Despite Country Club Members’ Rift, Obama Gets an Invitation

WASHINGTON — For weeks, the members of an exclusive, mostly Jewish country club in the Maryland suburbs of Washington have been entangled in a bitter dispute over whether to exclude former President Barack Obama, who has played golf there, because of Mr. Obama’s policies toward Israel.

On Monday, the management of the club, Woodmont Country Club, sought to put an end to the rancor, sending a letter to members notifying them that it had invited Mr. Obama and his wife, Michelle, to join as “special members.” Under those terms, the former first couple would pay dues and other fees but would be spared the $80,000 initiation fee.
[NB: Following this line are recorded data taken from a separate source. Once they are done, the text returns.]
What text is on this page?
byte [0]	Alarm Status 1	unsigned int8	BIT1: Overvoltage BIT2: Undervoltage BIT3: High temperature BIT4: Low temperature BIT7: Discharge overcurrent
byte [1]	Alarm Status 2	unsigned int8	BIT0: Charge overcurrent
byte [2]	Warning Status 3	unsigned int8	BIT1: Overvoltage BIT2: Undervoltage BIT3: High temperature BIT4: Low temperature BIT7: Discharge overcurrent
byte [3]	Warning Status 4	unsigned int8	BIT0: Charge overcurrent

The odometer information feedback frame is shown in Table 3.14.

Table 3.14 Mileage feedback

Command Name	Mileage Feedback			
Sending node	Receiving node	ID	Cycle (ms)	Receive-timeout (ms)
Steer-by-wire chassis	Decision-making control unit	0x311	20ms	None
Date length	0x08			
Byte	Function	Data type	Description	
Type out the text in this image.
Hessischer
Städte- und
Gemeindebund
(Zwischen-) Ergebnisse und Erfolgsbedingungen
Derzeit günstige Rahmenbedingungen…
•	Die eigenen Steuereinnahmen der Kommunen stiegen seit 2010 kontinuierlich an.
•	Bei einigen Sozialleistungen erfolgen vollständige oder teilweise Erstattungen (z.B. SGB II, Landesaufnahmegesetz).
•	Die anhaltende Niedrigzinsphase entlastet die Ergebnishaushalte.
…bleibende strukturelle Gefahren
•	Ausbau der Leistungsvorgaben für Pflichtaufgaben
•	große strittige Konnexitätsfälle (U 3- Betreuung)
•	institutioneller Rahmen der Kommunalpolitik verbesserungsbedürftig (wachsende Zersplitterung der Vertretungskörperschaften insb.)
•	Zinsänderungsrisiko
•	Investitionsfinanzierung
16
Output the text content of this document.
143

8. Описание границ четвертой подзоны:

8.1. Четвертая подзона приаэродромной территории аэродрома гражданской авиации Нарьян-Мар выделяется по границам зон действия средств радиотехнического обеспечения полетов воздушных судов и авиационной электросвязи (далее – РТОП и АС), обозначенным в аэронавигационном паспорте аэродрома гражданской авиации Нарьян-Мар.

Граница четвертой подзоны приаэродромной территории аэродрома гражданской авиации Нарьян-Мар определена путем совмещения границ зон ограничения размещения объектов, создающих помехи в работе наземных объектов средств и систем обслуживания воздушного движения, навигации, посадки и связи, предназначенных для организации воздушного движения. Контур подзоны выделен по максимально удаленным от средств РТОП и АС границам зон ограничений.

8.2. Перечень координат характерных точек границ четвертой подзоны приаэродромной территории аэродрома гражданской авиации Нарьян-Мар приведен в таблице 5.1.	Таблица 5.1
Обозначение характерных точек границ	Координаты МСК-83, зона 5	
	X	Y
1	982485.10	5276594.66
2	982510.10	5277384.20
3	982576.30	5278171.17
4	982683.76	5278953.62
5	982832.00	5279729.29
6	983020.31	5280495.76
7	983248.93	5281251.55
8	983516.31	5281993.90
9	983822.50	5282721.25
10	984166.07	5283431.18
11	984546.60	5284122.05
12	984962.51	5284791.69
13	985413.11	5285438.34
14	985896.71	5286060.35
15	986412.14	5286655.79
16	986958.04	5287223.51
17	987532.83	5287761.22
“In the current deeply polarized political environment,” the club’s president, Barry Forman, wrote, “it is all the more important that Woodmont be a place where people of varying views and beliefs can enjoy fellowship and recreation in a relaxed environment.”

As president, Mr. Obama played several rounds of golf at the club, which is off a dreary retail corridor in Rockville, Md., but is known for two highly rated 18-hole courses and a newly renovated clubhouse. Mr. Obama, who plans to live in Washington for a few more years, mused to friends that Woodmont might be a good club to hone his post-presidential game.

But he got caught up in the inflamed politics of the Middle East and the American Jewish community.